Assim como o cinema de David Cronenberg, o cerne da obra de Tsukamoto é a materialidade. O corpo é a realidade, e é muito mais do que apenas matéria orgânica. Tudo começa quando o protagonista, creditado como assalariado e interpretado por Tomorowo Taguchi, acidentalmente atropela outro homem, interpretado pelo próprio diretor e que foi creditado como fetichista de metal. Logo em seguida, o protagonista começa a ser assombrado por pedaços de metal brotando em seu corpo, inclusive em visões fálicas de máquinas penetrantes que passam a substituir sua carne.

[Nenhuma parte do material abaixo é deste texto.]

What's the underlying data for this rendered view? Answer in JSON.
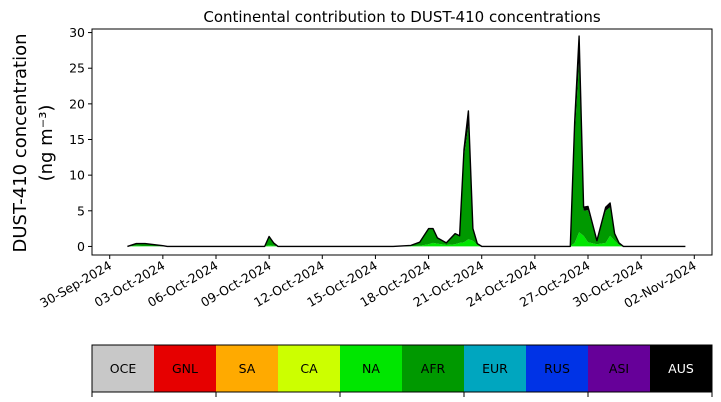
{
  "chart_data": {
    "type": "area",
    "stacked": true,
    "title": "Continental contribution to DUST-410 concentrations",
    "ylabel_line1": "DUST-410 concentration",
    "ylabel_line2": "(ng m⁻³)",
    "xlabel": "",
    "x_axis_type": "date",
    "xlim": [
      "2024-09-29",
      "2024-11-03"
    ],
    "ylim": [
      -1.2,
      30.5
    ],
    "y_ticks": [
      0,
      5,
      10,
      15,
      20,
      25,
      30
    ],
    "x_ticks": [
      "2024-09-30",
      "2024-10-03",
      "2024-10-06",
      "2024-10-09",
      "2024-10-12",
      "2024-10-15",
      "2024-10-18",
      "2024-10-21",
      "2024-10-24",
      "2024-10-27",
      "2024-10-30",
      "2024-11-02"
    ],
    "x_tick_labels": [
      "30-Sep-2024",
      "03-Oct-2024",
      "06-Oct-2024",
      "09-Oct-2024",
      "12-Oct-2024",
      "15-Oct-2024",
      "18-Oct-2024",
      "21-Oct-2024",
      "24-Oct-2024",
      "27-Oct-2024",
      "30-Oct-2024",
      "02-Nov-2024"
    ],
    "grid": false,
    "series": [
      {
        "name": "OCE",
        "color": "#c8c8c8"
      },
      {
        "name": "GNL",
        "color": "#e60000"
      },
      {
        "name": "SA",
        "color": "#ffaa00"
      },
      {
        "name": "CA",
        "color": "#ccff00"
      },
      {
        "name": "NA",
        "color": "#00e600",
        "x": [
          "2024-10-01T00:00",
          "2024-10-01T12:00",
          "2024-10-02T00:00",
          "2024-10-03T00:00",
          "2024-10-03T06:00",
          "2024-10-03T12:00",
          "2024-10-08T18:00",
          "2024-10-09T00:00",
          "2024-10-09T06:00",
          "2024-10-09T12:00",
          "2024-10-16T00:00",
          "2024-10-17T00:00",
          "2024-10-17T12:00",
          "2024-10-18T00:00",
          "2024-10-18T06:00",
          "2024-10-18T12:00",
          "2024-10-19T00:00",
          "2024-10-19T12:00",
          "2024-10-19T18:00",
          "2024-10-20T00:00",
          "2024-10-20T06:00",
          "2024-10-20T12:00",
          "2024-10-20T18:00",
          "2024-10-21T00:00",
          "2024-10-26T00:00",
          "2024-10-26T06:00",
          "2024-10-26T12:00",
          "2024-10-26T18:00",
          "2024-10-27T00:00",
          "2024-10-27T12:00",
          "2024-10-28T00:00",
          "2024-10-28T06:00",
          "2024-10-28T12:00",
          "2024-10-28T18:00",
          "2024-10-29T00:00",
          "2024-11-01T12:00"
        ],
        "values": [
          0,
          0.1,
          0.05,
          0,
          0,
          0,
          0,
          0.2,
          0.1,
          0,
          0,
          0.05,
          0.1,
          0.3,
          0.5,
          0.4,
          0.2,
          0.3,
          0.5,
          0.6,
          1.0,
          0.8,
          0.2,
          0,
          0,
          0.5,
          2.0,
          1.5,
          0.6,
          0.3,
          0.5,
          1.5,
          0.8,
          0.2,
          0,
          0
        ]
      },
      {
        "name": "AFR",
        "color": "#009900",
        "x": [
          "2024-10-01T00:00",
          "2024-10-01T12:00",
          "2024-10-02T00:00",
          "2024-10-03T00:00",
          "2024-10-03T06:00",
          "2024-10-03T12:00",
          "2024-10-08T18:00",
          "2024-10-09T00:00",
          "2024-10-09T06:00",
          "2024-10-09T12:00",
          "2024-10-16T00:00",
          "2024-10-17T00:00",
          "2024-10-17T12:00",
          "2024-10-18T00:00",
          "2024-10-18T06:00",
          "2024-10-18T12:00",
          "2024-10-19T00:00",
          "2024-10-19T12:00",
          "2024-10-19T18:00",
          "2024-10-20T00:00",
          "2024-10-20T06:00",
          "2024-10-20T12:00",
          "2024-10-20T18:00",
          "2024-10-21T00:00",
          "2024-10-26T00:00",
          "2024-10-26T06:00",
          "2024-10-26T12:00",
          "2024-10-26T18:00",
          "2024-10-27T00:00",
          "2024-10-27T12:00",
          "2024-10-28T00:00",
          "2024-10-28T06:00",
          "2024-10-28T12:00",
          "2024-10-28T18:00",
          "2024-10-29T00:00",
          "2024-11-01T12:00"
        ],
        "values": [
          0,
          0.3,
          0.35,
          0.1,
          0,
          0,
          0,
          1.2,
          0.4,
          0,
          0,
          0.1,
          0.5,
          2.2,
          2.0,
          0.8,
          0.3,
          1.5,
          1.0,
          12.0,
          16.0,
          1.5,
          0.2,
          0,
          0,
          15.0,
          24.0,
          3.5,
          4.5,
          0.5,
          4.5,
          4.0,
          1.0,
          0.3,
          0,
          0
        ]
      },
      {
        "name": "EUR",
        "color": "#00a6bf"
      },
      {
        "name": "RUS",
        "color": "#0033e6"
      },
      {
        "name": "ASI",
        "color": "#660099"
      },
      {
        "name": "AUS",
        "color": "#000000",
        "x": [
          "2024-10-01T00:00",
          "2024-10-01T12:00",
          "2024-10-02T00:00",
          "2024-10-03T00:00",
          "2024-10-03T06:00",
          "2024-10-03T12:00",
          "2024-10-08T18:00",
          "2024-10-09T00:00",
          "2024-10-09T06:00",
          "2024-10-09T12:00",
          "2024-10-16T00:00",
          "2024-10-17T00:00",
          "2024-10-17T12:00",
          "2024-10-18T00:00",
          "2024-10-18T06:00",
          "2024-10-18T12:00",
          "2024-10-19T00:00",
          "2024-10-19T12:00",
          "2024-10-19T18:00",
          "2024-10-20T00:00",
          "2024-10-20T06:00",
          "2024-10-20T12:00",
          "2024-10-20T18:00",
          "2024-10-21T00:00",
          "2024-10-26T00:00",
          "2024-10-26T06:00",
          "2024-10-26T12:00",
          "2024-10-26T18:00",
          "2024-10-27T00:00",
          "2024-10-27T12:00",
          "2024-10-28T00:00",
          "2024-10-28T06:00",
          "2024-10-28T12:00",
          "2024-10-28T18:00",
          "2024-10-29T00:00",
          "2024-11-01T12:00"
        ],
        "values": [
          0,
          0,
          0,
          0,
          0,
          0,
          0,
          0,
          0,
          0,
          0,
          0,
          0,
          0,
          0,
          0,
          0,
          0,
          0,
          1.0,
          2.0,
          0.2,
          0,
          0,
          0,
          2.0,
          3.5,
          0.5,
          0.5,
          0,
          0.5,
          0.6,
          0,
          0,
          0,
          0
        ]
      }
    ]
  }
}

O homem se torna cada vez mais inorgânico. Em pouco mais de uma hora de filme, o corpo humano perde sua sacralidade e passa a ser um meio para a tecnologia se desenvolver. Com isso, todos os aspectos mais repulsivos do ser tornam-se evidentes. Tsukamoto não tem medo do jovem twitteiro conservador e mostra como essa mudança da natureza corporal faz aflorar uma sexualidade fria e feia, até violenta, sempre acompanhada de sons metálicos desagradáveis. Tudo isso, da atração à rejeição, já fazia parte do corpo: a tecnologia apenas ressaltou aspectos que tentamos esconder o tempo todo.
Na ficção, a figura do ciborgue, ou do transumano, costuma ser representada sempre com muita assepsia. Pessoas com membros feitos de máquina, com fronteiras bem definidas, o corpo em sinergia com os aparatos tecnológicos em tons de azul-lâmpada-de-laboratório. Tetsuo é disruptivo por apresentar isso de outra maneira: a união da máquina ao corpo é dolorida, sangrenta, cansativa, angustiante, sexual. Ser transumano, para Tsukamoto, mais do que agregar a força da máquina em si, é ceder à fragilidade humana.

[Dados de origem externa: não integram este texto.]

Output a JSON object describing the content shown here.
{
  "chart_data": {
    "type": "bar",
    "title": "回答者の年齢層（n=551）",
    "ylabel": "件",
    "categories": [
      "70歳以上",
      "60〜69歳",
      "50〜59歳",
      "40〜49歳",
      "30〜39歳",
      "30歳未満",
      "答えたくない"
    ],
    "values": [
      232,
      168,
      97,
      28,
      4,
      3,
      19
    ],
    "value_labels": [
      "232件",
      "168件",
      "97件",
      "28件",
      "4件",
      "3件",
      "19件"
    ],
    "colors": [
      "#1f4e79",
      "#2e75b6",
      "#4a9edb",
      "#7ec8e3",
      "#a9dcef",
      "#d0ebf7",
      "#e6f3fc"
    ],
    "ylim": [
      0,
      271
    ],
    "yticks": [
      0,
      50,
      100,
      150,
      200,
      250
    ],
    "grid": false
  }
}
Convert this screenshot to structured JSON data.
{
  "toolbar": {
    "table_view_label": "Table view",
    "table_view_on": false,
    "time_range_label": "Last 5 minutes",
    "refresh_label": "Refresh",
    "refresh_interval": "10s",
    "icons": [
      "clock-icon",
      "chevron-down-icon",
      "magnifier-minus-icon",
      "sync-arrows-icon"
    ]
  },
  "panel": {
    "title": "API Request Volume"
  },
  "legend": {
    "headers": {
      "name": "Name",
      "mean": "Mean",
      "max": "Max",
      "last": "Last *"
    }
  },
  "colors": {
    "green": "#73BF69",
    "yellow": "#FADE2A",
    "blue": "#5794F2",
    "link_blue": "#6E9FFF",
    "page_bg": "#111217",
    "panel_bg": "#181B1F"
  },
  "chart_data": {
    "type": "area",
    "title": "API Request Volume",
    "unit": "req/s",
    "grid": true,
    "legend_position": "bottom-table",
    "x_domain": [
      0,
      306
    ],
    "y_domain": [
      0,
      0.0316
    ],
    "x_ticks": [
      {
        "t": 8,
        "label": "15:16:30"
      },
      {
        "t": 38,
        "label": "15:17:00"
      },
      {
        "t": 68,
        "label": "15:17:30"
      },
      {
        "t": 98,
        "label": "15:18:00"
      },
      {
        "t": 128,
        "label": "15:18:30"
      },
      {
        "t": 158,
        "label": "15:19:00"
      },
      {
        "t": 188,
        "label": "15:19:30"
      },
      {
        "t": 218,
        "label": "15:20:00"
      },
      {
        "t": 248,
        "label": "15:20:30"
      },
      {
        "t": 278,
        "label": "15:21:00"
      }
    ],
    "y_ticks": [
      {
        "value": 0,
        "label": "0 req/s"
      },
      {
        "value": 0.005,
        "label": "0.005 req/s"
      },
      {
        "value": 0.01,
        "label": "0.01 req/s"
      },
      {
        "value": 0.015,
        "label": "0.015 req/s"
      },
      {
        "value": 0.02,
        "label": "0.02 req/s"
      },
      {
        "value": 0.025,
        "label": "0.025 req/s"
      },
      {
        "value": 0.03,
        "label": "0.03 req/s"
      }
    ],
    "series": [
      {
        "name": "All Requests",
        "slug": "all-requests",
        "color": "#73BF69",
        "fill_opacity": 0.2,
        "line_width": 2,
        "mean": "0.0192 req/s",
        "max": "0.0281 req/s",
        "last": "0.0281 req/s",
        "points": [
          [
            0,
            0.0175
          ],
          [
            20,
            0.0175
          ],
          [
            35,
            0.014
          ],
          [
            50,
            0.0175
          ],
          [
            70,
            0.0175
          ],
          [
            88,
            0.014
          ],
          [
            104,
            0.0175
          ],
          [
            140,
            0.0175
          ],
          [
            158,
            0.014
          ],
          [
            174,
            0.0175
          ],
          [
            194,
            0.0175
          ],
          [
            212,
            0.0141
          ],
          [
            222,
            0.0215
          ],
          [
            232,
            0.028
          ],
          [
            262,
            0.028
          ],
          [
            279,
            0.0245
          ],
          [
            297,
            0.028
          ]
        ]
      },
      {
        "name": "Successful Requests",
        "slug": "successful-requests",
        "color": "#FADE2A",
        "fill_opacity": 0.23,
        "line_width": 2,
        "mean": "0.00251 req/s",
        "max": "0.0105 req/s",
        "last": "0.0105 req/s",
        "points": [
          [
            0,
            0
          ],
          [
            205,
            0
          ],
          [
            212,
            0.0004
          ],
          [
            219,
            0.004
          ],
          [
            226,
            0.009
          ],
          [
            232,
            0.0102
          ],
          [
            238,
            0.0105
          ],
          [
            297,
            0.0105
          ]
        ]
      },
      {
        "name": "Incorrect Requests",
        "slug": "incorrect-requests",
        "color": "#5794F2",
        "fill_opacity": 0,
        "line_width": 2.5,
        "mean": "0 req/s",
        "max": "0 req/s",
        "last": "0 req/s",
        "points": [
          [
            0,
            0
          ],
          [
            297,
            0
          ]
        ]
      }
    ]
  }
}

Em meio à fragilidade está o desejo, inclusive aquele que muito se luta para manter abaixo do nível da consciência. O assalariado tenta se relacionar normalmente com sua namorada, mas isso não é mais possível. Ele tem visões dela transformada também em híbrido, inclusive ostentando objetos fálicos que o penetram. De maneira geral, o prazer apresentado por Tsukamoto não é demonstrado pelo sexo, mas o filme possui uma sensualidade ligada à maquinização do ser, na apreciação de uma violenta colisão entre o homem e o metal, que se origina de um acidente de carro. Se isso não é cronenberguiano, nada mais é.
Aos poucos, o próprio filme perde fronteiras. Enquanto o metal toma posse do corpo do assalariado, o próprio material da imagem cinematográfica sofre diversas transformações. As técnicas de stop-motion, que evocam os filmes experimentais de Takashi Ito, atacam a fluidez dos movimentos, enquanto vários planos refilmados oferecem uma imagem degradada dos personagens. O fetichista de metal se une ao assalariado em corpo e mente, formando uma aglutinação de metais indiscerníveis que pulsam como um coração jovem.

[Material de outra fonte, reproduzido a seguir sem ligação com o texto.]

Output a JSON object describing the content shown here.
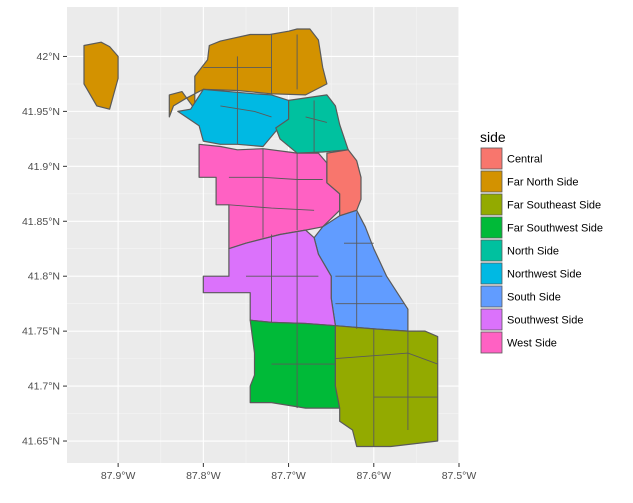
{
  "chart_data": {
    "type": "map",
    "x_axis": {
      "ticks": [
        {
          "value": -87.9,
          "label": "87.9°W"
        },
        {
          "value": -87.8,
          "label": "87.8°W"
        },
        {
          "value": -87.7,
          "label": "87.7°W"
        },
        {
          "value": -87.6,
          "label": "87.6°W"
        },
        {
          "value": -87.5,
          "label": "87.5°W"
        }
      ],
      "range": [
        -87.96,
        -87.5
      ]
    },
    "y_axis": {
      "ticks": [
        {
          "value": 42.0,
          "label": "42°N"
        },
        {
          "value": 41.95,
          "label": "41.95°N"
        },
        {
          "value": 41.9,
          "label": "41.9°N"
        },
        {
          "value": 41.85,
          "label": "41.85°N"
        },
        {
          "value": 41.8,
          "label": "41.8°N"
        },
        {
          "value": 41.75,
          "label": "41.75°N"
        },
        {
          "value": 41.7,
          "label": "41.7°N"
        },
        {
          "value": 41.65,
          "label": "41.65°N"
        }
      ],
      "range": [
        41.63,
        42.045
      ]
    },
    "grid": true,
    "legend": {
      "title": "side",
      "placement": "right",
      "entries": [
        {
          "label": "Central",
          "color": "#F8766D"
        },
        {
          "label": "Far North Side",
          "color": "#D39200"
        },
        {
          "label": "Far Southeast Side",
          "color": "#93AA00"
        },
        {
          "label": "Far Southwest Side",
          "color": "#00BA38"
        },
        {
          "label": "North Side",
          "color": "#00C19F"
        },
        {
          "label": "Northwest Side",
          "color": "#00B9E3"
        },
        {
          "label": "South Side",
          "color": "#619CFF"
        },
        {
          "label": "Southwest Side",
          "color": "#DB72FB"
        },
        {
          "label": "West Side",
          "color": "#FF61C3"
        }
      ]
    },
    "regions": [
      {
        "side": "Far North Side",
        "polygon": [
          [
            -87.94,
            42.01
          ],
          [
            -87.92,
            42.013
          ],
          [
            -87.91,
            42.009
          ],
          [
            -87.9,
            42.0
          ],
          [
            -87.9,
            41.98
          ],
          [
            -87.91,
            41.952
          ],
          [
            -87.925,
            41.955
          ],
          [
            -87.94,
            41.975
          ],
          [
            -87.94,
            41.99
          ]
        ]
      },
      {
        "side": "Far North Side",
        "polygon": [
          [
            -87.84,
            41.965
          ],
          [
            -87.825,
            41.968
          ],
          [
            -87.81,
            41.952
          ],
          [
            -87.81,
            41.982
          ],
          [
            -87.8,
            41.992
          ],
          [
            -87.795,
            41.997
          ],
          [
            -87.793,
            42.01
          ],
          [
            -87.78,
            42.014
          ],
          [
            -87.745,
            42.02
          ],
          [
            -87.722,
            42.02
          ],
          [
            -87.7,
            42.023
          ],
          [
            -87.69,
            42.025
          ],
          [
            -87.675,
            42.025
          ],
          [
            -87.665,
            42.015
          ],
          [
            -87.66,
            41.99
          ],
          [
            -87.655,
            41.975
          ],
          [
            -87.68,
            41.965
          ],
          [
            -87.72,
            41.966
          ],
          [
            -87.76,
            41.969
          ],
          [
            -87.8,
            41.97
          ],
          [
            -87.82,
            41.962
          ],
          [
            -87.835,
            41.955
          ],
          [
            -87.84,
            41.945
          ]
        ]
      },
      {
        "side": "Northwest Side",
        "polygon": [
          [
            -87.815,
            41.952
          ],
          [
            -87.8,
            41.97
          ],
          [
            -87.74,
            41.966
          ],
          [
            -87.72,
            41.965
          ],
          [
            -87.7,
            41.96
          ],
          [
            -87.69,
            41.955
          ],
          [
            -87.7,
            41.943
          ],
          [
            -87.715,
            41.932
          ],
          [
            -87.73,
            41.918
          ],
          [
            -87.76,
            41.92
          ],
          [
            -87.78,
            41.92
          ],
          [
            -87.8,
            41.923
          ],
          [
            -87.805,
            41.937
          ],
          [
            -87.83,
            41.95
          ]
        ]
      },
      {
        "side": "North Side",
        "polygon": [
          [
            -87.7,
            41.96
          ],
          [
            -87.655,
            41.965
          ],
          [
            -87.645,
            41.955
          ],
          [
            -87.64,
            41.938
          ],
          [
            -87.63,
            41.915
          ],
          [
            -87.66,
            41.913
          ],
          [
            -87.69,
            41.912
          ],
          [
            -87.71,
            41.925
          ],
          [
            -87.715,
            41.935
          ],
          [
            -87.7,
            41.943
          ]
        ]
      },
      {
        "side": "West Side",
        "polygon": [
          [
            -87.805,
            41.92
          ],
          [
            -87.78,
            41.918
          ],
          [
            -87.76,
            41.915
          ],
          [
            -87.73,
            41.916
          ],
          [
            -87.7,
            41.913
          ],
          [
            -87.69,
            41.912
          ],
          [
            -87.665,
            41.912
          ],
          [
            -87.655,
            41.903
          ],
          [
            -87.655,
            41.885
          ],
          [
            -87.64,
            41.875
          ],
          [
            -87.64,
            41.86
          ],
          [
            -87.66,
            41.845
          ],
          [
            -87.68,
            41.842
          ],
          [
            -87.71,
            41.838
          ],
          [
            -87.75,
            41.83
          ],
          [
            -87.77,
            41.825
          ],
          [
            -87.77,
            41.865
          ],
          [
            -87.785,
            41.865
          ],
          [
            -87.785,
            41.89
          ],
          [
            -87.805,
            41.89
          ]
        ]
      },
      {
        "side": "Central",
        "polygon": [
          [
            -87.655,
            41.912
          ],
          [
            -87.63,
            41.915
          ],
          [
            -87.62,
            41.905
          ],
          [
            -87.615,
            41.89
          ],
          [
            -87.615,
            41.87
          ],
          [
            -87.62,
            41.86
          ],
          [
            -87.64,
            41.855
          ],
          [
            -87.64,
            41.875
          ],
          [
            -87.655,
            41.885
          ]
        ]
      },
      {
        "side": "South Side",
        "polygon": [
          [
            -87.66,
            41.845
          ],
          [
            -87.64,
            41.855
          ],
          [
            -87.62,
            41.86
          ],
          [
            -87.61,
            41.845
          ],
          [
            -87.6,
            41.825
          ],
          [
            -87.585,
            41.8
          ],
          [
            -87.56,
            41.77
          ],
          [
            -87.56,
            41.75
          ],
          [
            -87.6,
            41.752
          ],
          [
            -87.645,
            41.755
          ],
          [
            -87.65,
            41.78
          ],
          [
            -87.65,
            41.8
          ],
          [
            -87.665,
            41.82
          ],
          [
            -87.67,
            41.835
          ]
        ]
      },
      {
        "side": "Southwest Side",
        "polygon": [
          [
            -87.77,
            41.825
          ],
          [
            -87.75,
            41.83
          ],
          [
            -87.71,
            41.838
          ],
          [
            -87.68,
            41.842
          ],
          [
            -87.67,
            41.835
          ],
          [
            -87.665,
            41.82
          ],
          [
            -87.65,
            41.8
          ],
          [
            -87.65,
            41.78
          ],
          [
            -87.645,
            41.755
          ],
          [
            -87.68,
            41.757
          ],
          [
            -87.72,
            41.758
          ],
          [
            -87.745,
            41.76
          ],
          [
            -87.745,
            41.785
          ],
          [
            -87.8,
            41.785
          ],
          [
            -87.8,
            41.8
          ],
          [
            -87.77,
            41.8
          ]
        ]
      },
      {
        "side": "Far Southwest Side",
        "polygon": [
          [
            -87.745,
            41.76
          ],
          [
            -87.72,
            41.758
          ],
          [
            -87.68,
            41.757
          ],
          [
            -87.645,
            41.755
          ],
          [
            -87.645,
            41.7
          ],
          [
            -87.64,
            41.68
          ],
          [
            -87.68,
            41.68
          ],
          [
            -87.72,
            41.685
          ],
          [
            -87.745,
            41.685
          ],
          [
            -87.745,
            41.7
          ],
          [
            -87.74,
            41.71
          ],
          [
            -87.74,
            41.73
          ]
        ]
      },
      {
        "side": "Far Southeast Side",
        "polygon": [
          [
            -87.645,
            41.755
          ],
          [
            -87.6,
            41.752
          ],
          [
            -87.56,
            41.75
          ],
          [
            -87.54,
            41.75
          ],
          [
            -87.525,
            41.745
          ],
          [
            -87.525,
            41.65
          ],
          [
            -87.58,
            41.645
          ],
          [
            -87.62,
            41.645
          ],
          [
            -87.625,
            41.66
          ],
          [
            -87.64,
            41.668
          ],
          [
            -87.64,
            41.68
          ],
          [
            -87.645,
            41.7
          ]
        ]
      }
    ]
  }
}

Além da estética cyberpunk, a obra quase não possui diálogos, apenas música e efeitos sonoros ensurdecedores. A cinematografia preto e branco, juntamente com a atuação, a maquiagem e a iluminação exageradas, remete bastante ao cinema mudo. Assistir a Tetsuo, assim, pode ser um desafio para o público que não está acostumado com tanto experimentalismo. Fica a dica, porém, para explorar de outra forma a dor e o prazer que a tecnologia já nos traz todos os dias.